ISIS Hackers Consistently Ineffective, Study Finds
Like its military counterpart, ISIS's cyber operations are remarkably unsophisticated
Despite claiming to have just released yet more Americans’ personal information as part of a “kill list,” an ISIS hacker “supergroup” is remarkably incompetent at hacking, a new study shows.
Exactly how much the coalition of pro-ISIS hackers that recently named itself the United Cyber Caliphate represents ISIS, a terrorist group with aspirations of statehood, is unclear. But according to a new study by intelligence firm Flashpoint, the UCC and the various ISIS-affiliated hacking groups that precede it have accomplished very little, and their highest-profile “hacks” involve taking credit for others’ work.
While such groups have dabbled in a number of hacking fields—DDoS attacks to try to temporarily knock down websites they deem enemies, or claims of taking over Twitter and Facebook accounts in bulk—their biggest claim involves periodically releasing the names and personal information of people, known as “doxing,” and calling for sympathetic jihadists to attack the people listed.
Those lists, however, are routinely full of misinformation.
A would-be kill list posted by ISIS channels on Telegram, obtained by Vocativ Monday, is an inaccurate, incomprehensible list of Americans’ personal information. An apparently repacked version of a “Wanting to be killed” list of State Department employees, it doesn’t list anyone’s physical address, just a name—sometimes just a first name—government agency they work for, city, zip code and a phone number. The numbers associated with the targets are largely wrong, however; many have too many or too few digits for an American phone number, and all but one of the eight phone numbers Vocativ tried calling were either disconnected or belonged to a person with a different name.
“That used to be my last name, but I changed it when I married,” said the one government employee named on the list, and who said no one had contacted her about being on the list. “[This isn’t] my personal number,” she added. “It’s a government phone.”
A look at the short history of ISIS’s hacked “kill lists” show they are often arbitrarily put together. Using the guise of the Cyber Caliphate, noted hacktivist-turned-ISIS fighter Junaid Hussain shared multiple kill lists of Americans in the first half of 2015. Shortly before his death by a drone strike in August, Hussain released the names of almost 1,500 members of the military and government employees, one of the largest such dumps to date, proclaiming “O Crusaders … we are in your emails and social media accounts, we are extracting confident data.” But Flashpoint’s analysis concluded that nothing Hussain had released was classified and that no military servers had been compromised.
Despite presenting himself as a hacker stealthily infiltrating American networks, Hussain actually had acquired at least one of his lists through an unaffiliated hacker from Kosovo named Ardit Ferizi, the FBI says. The exchange was captured entirely on a public Twitter conversation, and Ferizi was later arrested in Malaysia.

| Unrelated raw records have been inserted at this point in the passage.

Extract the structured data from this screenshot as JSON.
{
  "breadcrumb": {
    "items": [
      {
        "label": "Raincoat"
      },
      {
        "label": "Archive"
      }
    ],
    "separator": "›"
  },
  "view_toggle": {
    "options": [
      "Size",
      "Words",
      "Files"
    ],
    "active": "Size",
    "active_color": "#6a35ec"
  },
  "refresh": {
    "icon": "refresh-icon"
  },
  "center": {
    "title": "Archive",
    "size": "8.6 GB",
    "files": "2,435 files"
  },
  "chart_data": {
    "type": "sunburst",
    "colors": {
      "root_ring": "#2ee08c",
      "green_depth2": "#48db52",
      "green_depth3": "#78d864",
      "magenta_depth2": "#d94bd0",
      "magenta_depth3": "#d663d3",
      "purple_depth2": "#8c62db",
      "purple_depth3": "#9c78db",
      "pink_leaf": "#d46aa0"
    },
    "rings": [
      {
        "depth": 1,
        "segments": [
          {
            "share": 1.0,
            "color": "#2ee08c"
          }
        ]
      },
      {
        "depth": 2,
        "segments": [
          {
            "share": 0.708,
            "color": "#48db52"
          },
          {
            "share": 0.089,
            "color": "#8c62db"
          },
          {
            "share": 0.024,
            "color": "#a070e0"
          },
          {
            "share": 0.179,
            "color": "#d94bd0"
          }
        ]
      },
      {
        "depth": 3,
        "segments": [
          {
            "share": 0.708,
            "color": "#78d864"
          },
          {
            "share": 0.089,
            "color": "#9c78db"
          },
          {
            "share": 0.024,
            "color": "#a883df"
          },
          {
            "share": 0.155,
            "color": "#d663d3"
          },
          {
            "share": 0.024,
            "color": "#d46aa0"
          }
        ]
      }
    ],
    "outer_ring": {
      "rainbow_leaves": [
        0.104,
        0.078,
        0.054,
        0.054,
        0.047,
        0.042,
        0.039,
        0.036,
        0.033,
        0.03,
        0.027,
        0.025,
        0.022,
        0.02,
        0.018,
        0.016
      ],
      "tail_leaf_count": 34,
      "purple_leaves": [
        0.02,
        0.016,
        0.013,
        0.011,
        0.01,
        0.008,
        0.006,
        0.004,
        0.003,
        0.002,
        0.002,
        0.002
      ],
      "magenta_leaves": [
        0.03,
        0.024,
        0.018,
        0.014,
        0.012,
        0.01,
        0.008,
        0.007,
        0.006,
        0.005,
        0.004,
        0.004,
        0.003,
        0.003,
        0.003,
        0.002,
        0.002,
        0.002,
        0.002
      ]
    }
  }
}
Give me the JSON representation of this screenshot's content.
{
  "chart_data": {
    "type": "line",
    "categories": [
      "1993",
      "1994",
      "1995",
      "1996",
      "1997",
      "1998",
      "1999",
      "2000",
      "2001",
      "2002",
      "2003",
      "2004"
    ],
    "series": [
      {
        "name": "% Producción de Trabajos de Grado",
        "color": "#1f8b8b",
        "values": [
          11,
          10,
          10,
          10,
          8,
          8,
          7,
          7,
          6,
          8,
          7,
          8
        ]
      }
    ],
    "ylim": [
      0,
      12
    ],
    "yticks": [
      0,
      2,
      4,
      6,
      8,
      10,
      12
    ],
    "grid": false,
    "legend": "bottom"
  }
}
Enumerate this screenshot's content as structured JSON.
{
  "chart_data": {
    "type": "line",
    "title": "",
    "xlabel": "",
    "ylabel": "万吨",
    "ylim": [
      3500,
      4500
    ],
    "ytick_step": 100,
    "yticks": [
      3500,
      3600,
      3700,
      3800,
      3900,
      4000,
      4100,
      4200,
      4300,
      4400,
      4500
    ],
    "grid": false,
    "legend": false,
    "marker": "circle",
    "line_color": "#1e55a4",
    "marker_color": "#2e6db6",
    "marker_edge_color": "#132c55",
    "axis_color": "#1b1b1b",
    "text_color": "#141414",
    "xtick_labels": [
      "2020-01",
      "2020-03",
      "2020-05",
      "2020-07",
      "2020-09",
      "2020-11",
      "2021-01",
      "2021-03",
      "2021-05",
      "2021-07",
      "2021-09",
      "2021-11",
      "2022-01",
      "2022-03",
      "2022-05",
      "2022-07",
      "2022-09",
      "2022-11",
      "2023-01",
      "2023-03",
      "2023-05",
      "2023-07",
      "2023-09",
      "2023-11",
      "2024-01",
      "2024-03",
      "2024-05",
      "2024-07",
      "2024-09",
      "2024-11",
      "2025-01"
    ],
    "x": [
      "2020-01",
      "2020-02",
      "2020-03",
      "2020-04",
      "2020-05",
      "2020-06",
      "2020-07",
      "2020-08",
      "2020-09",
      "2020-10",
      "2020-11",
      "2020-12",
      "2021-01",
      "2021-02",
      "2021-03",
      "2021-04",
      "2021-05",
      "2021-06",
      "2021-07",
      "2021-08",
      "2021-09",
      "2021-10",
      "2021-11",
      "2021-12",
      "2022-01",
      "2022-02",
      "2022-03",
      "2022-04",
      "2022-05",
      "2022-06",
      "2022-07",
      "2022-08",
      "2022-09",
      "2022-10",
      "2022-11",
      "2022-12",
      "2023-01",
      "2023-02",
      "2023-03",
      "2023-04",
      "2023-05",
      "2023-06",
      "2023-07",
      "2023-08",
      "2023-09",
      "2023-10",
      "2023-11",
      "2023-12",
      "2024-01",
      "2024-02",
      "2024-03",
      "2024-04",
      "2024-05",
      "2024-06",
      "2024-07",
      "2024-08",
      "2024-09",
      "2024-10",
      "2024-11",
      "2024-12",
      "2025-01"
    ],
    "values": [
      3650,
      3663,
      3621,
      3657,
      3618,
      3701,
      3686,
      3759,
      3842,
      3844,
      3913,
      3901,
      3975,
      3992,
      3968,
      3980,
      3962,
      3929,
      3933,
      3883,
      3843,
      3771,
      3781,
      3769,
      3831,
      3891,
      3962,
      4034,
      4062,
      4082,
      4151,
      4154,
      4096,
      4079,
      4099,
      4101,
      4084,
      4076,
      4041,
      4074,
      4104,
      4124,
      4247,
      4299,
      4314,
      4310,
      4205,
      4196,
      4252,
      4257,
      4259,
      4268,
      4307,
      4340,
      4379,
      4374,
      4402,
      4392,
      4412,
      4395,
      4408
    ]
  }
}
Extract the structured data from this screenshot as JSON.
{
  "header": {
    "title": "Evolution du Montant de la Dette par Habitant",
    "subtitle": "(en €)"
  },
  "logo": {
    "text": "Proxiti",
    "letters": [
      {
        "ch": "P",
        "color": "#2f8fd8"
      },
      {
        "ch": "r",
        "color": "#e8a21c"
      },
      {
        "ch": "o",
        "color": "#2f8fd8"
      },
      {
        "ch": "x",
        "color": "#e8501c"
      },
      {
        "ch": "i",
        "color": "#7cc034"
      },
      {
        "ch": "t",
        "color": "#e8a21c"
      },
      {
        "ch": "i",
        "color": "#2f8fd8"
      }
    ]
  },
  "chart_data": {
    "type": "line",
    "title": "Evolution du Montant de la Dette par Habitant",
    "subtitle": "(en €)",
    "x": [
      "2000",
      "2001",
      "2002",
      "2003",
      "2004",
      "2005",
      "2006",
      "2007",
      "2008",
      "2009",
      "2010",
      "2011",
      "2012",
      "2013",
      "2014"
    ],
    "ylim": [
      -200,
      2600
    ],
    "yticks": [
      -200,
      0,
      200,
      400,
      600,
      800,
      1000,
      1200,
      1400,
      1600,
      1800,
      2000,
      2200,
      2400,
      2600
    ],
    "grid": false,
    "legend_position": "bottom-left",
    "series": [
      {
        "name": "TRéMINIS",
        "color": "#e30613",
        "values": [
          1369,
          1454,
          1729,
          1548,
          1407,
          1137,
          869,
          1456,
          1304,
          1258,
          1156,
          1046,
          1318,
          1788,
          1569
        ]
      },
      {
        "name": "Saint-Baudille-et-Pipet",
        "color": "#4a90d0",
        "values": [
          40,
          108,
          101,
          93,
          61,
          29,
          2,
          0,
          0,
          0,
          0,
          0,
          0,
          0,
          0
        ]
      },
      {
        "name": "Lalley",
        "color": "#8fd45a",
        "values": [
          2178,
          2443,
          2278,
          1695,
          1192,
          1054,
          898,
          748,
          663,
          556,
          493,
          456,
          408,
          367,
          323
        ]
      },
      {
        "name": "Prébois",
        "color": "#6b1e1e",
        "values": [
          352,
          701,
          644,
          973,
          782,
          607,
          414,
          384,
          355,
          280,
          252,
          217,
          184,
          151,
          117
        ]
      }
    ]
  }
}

Like any number of hacktivists, other pro-ISIS hackers similarly falsely claim prowess. On the 14th anniversary of September 11th in 2015 the pro-ISIS Islamic Cyber Army circulated a list it said was the personal information of 300 FBI agents. But that database, Flashpoint noted, had actually come from the Anonymous spinoff group LulzSec, which released it back in 2012.
Still, that offers little consolation to the people named in such lists, no matter how unlikely it is they’ll be attacked. “I haven’t done anything to nobody,” the government employee named in Monday’s list told Vocativ. “For them to have my information is kind of crazy.”